Dans le royaume des Ryukyu, à Okinawa, les femmes étaient des chefs religieux en tant que chamanes et prêtresses, et présidaient toute la vie rituelle, sauf les rituels mortuaires. Le pouvoir temporel était divisé entre le roi et les fonctionnaires masculins et féminins officiels. Les envoyés des samouraïs de l’île japonaise de Kyushu étaient très contrarié de devoir présenter leurs lettres de créance aux femmes de la cour en 1666. Les femmes sont encore prêtresses encore aujourd’hui dans les villages fonction des Ryukyu.

Une double royauté

Au début du XXe siècle, Okinawa comptait près de 120 000 habitants. La culture ancestrale de l’île reflétait l’organisation matriarcale caractéristique de la société Okinawaïenne. Si le pouvoir civil était partagé par un roi et une grande prêtresse, les actions militaires étaient menées au seul nom de la grande prêtresse car les déesses qu’elle servait étaient considérées comme les protectrices du genre humain. C’était aussi la grande prêtresse qui tranchait les litiges et qui officiait à l’occasion des principales cérémonies de la cour. De la même manière, la femme la plus âgée d’une maisonnée présidait aux rites importants de la famille.

L’influence du patriarcat bouddhiste et confucianiste

Aux XVe, et XVIe siècles, la position prédominante des femmes d’Okinawa fut remise en cause par l’influence grandissante du confucianisme et du bouddhisme. Toutefois, malgré cette évolution des mentalités, les femmes okinawaiennes ont en général conservé une position sociale bien plus enviable par rapport aux hommes que les femmes de Chine ou du Japon. Sous le règne de Sho-Shin (1477-1526) un décret instaura un État confucianiste et il fut alors interdit à la population de posséder des armes.

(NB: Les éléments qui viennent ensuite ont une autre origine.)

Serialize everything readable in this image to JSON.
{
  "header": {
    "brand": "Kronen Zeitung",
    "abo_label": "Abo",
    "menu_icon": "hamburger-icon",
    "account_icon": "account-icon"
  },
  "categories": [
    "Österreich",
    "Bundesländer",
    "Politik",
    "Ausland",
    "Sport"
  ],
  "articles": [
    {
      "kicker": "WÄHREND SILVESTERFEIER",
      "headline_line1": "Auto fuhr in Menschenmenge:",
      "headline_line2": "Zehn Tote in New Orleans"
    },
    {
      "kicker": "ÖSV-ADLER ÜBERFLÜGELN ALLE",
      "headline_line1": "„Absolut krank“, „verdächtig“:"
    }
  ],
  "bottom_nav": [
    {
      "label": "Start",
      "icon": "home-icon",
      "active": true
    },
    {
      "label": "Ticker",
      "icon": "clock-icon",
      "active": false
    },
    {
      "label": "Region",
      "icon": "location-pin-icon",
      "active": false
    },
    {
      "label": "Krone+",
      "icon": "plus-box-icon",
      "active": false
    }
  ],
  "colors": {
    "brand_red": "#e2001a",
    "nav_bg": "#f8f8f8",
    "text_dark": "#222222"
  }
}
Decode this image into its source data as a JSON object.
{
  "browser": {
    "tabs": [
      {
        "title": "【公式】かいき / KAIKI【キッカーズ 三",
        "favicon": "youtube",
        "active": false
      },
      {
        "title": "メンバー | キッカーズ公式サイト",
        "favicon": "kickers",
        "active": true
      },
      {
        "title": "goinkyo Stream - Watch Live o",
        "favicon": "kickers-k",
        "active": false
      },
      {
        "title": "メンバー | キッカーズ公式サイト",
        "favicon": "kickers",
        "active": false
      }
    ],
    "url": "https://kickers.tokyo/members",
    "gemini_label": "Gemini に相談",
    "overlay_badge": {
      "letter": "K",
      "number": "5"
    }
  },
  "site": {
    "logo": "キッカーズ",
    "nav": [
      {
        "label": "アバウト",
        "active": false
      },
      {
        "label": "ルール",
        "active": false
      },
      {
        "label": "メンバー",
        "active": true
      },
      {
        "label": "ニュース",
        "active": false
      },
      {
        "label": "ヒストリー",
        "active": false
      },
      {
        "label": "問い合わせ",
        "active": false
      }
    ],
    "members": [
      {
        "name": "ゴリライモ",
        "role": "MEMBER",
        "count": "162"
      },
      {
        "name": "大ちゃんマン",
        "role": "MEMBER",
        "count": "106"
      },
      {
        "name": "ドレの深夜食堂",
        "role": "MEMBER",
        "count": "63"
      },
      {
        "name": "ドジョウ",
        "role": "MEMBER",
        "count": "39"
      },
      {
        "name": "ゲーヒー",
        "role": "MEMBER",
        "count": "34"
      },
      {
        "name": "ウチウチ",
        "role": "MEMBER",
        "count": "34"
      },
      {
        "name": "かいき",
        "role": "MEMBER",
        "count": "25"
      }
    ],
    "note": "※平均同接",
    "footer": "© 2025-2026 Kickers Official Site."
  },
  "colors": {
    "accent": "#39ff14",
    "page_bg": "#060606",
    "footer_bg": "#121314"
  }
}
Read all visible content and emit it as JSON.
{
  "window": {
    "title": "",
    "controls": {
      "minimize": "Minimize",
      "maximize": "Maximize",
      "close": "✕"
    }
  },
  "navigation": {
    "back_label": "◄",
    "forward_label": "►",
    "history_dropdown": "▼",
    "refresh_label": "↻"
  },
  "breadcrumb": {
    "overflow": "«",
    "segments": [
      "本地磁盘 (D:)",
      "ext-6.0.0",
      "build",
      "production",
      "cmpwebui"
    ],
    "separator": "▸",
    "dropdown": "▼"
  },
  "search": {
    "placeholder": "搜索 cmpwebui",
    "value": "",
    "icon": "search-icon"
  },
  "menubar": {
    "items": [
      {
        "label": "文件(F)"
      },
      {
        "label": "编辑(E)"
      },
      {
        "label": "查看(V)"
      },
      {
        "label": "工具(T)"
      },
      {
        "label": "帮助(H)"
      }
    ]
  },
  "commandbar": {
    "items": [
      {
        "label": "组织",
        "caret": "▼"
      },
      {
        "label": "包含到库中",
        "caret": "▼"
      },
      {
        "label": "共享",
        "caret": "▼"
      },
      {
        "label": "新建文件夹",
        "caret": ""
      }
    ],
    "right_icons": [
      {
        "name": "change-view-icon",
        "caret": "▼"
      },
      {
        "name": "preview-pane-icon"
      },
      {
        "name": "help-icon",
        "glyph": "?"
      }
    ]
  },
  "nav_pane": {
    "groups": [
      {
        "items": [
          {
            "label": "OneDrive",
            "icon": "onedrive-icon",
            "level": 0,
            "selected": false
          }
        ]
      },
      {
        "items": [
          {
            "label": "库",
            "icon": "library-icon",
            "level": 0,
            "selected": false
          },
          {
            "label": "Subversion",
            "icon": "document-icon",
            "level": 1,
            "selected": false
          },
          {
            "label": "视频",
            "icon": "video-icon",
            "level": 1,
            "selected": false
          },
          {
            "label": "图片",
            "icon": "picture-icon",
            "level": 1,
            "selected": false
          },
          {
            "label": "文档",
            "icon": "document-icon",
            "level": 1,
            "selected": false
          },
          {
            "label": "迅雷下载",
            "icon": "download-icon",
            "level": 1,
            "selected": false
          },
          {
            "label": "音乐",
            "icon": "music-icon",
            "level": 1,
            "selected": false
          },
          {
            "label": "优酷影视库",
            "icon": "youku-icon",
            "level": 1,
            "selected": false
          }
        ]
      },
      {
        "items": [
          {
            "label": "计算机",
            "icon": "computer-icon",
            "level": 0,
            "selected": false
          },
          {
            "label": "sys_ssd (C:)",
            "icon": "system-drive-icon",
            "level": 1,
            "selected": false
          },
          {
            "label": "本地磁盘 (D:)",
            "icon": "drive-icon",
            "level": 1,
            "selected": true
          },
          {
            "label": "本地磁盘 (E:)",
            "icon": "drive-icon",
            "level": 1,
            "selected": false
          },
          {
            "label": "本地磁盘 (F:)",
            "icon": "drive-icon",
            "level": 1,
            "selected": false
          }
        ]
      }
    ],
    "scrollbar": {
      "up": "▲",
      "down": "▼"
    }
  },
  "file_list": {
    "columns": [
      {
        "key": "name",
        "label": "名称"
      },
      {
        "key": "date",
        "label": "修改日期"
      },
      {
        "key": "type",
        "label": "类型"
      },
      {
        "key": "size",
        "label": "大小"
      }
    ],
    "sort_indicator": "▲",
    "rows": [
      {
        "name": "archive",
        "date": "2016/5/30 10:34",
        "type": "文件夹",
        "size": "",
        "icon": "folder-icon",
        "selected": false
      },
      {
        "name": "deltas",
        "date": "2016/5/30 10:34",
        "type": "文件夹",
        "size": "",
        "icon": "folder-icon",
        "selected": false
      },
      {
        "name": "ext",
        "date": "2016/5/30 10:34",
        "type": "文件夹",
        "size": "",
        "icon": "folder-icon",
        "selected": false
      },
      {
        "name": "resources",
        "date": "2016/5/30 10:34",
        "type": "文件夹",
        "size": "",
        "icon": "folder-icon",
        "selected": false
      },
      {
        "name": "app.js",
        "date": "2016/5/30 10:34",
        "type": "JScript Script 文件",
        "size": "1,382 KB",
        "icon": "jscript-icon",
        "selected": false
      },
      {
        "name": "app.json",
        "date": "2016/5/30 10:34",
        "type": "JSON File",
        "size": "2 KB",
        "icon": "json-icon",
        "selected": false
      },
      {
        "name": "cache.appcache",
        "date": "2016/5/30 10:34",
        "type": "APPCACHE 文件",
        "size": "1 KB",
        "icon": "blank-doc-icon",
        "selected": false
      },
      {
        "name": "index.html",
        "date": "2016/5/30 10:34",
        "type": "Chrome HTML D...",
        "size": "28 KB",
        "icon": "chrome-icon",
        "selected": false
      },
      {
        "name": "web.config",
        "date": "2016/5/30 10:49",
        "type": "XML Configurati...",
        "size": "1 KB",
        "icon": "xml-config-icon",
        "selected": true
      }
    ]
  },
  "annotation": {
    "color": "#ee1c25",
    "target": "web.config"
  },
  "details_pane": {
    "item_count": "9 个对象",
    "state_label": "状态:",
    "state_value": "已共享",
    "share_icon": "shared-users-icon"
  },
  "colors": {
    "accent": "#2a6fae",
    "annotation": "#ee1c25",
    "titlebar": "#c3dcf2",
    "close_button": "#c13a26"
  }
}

Onarigami, le pouvoir spirituel féminin

A Okinawa les femmes sont considérées comme possédant un pouvoir spirituel, ce que l’on appelle Onarigami. La sœur est appelée Onarigami (femme dieu) et protège son frère spirituellement, ce pouvoir est nommé Umiki. Quand il n’y a pas de sœur, c’est une tante qui jouera le rôle de protection, et sera appelée Obagami. Les relations d’Onarigami entre frères et sœurs existent également au niveau du village. Une femme appelée niigan ou niigami possède l’autorité spirituelle sur le village et préside les rites et festivals en tant qu’Onarigami, pendant que son frère le Nitchu, qui est l’ancien de la communauté, a la charge des affaires séculaires. De même ce sont des femmes qui sont des sortes de prêtresse de l’ancienne religion d’Okinawa, les Noros. Au XVIè siècle, le pouvoir politique des seigneurs des locaux (gusk) reposait sur le pouvoir chamanique de leurs soeurs, les prêtresses noro ou onari-gami, qui leur faisaient établir des utaki, ou lieux naturels sacrés, afin d’y invoquer les dieux.

Les yutas, des femmes shamans

Des psychologues étudient également les chamans d’Okinawa, qui sont appelés Yutas, parce qu’ils ont constaté que ceux-ci avaient un plus grand pourcentage de réussite que la psychologie occidentale, dans le traitement des troubles et des maladies mentales des habitants. D’après les recherches actuelles, il semble que cela soit du essentiellement au fait que les Yutas, quand on leur présente une personne souffrante, pratiquent une forme de thérapie sur l’ensemble de la famille, et non pas seulement sur l’individu qui présente les symptômes. On retrouve la conception de l’interdépendance entre les individus qui caractérise la société traditionnelle. On constate malheureusement une menace sur les traditions d’Okinawa, due à l’activité de sectes protestantes, qui essaient de détruire la culture traditionnelle de ses habitants. La différence entre les Yutas et les Noros (ou Kaminchus) est que les Yutas sont des shamans indépendants, alors que le rôle des Noros est surtout d’effectuer les rituels communautaires. 95% des Yutas sont des femmes.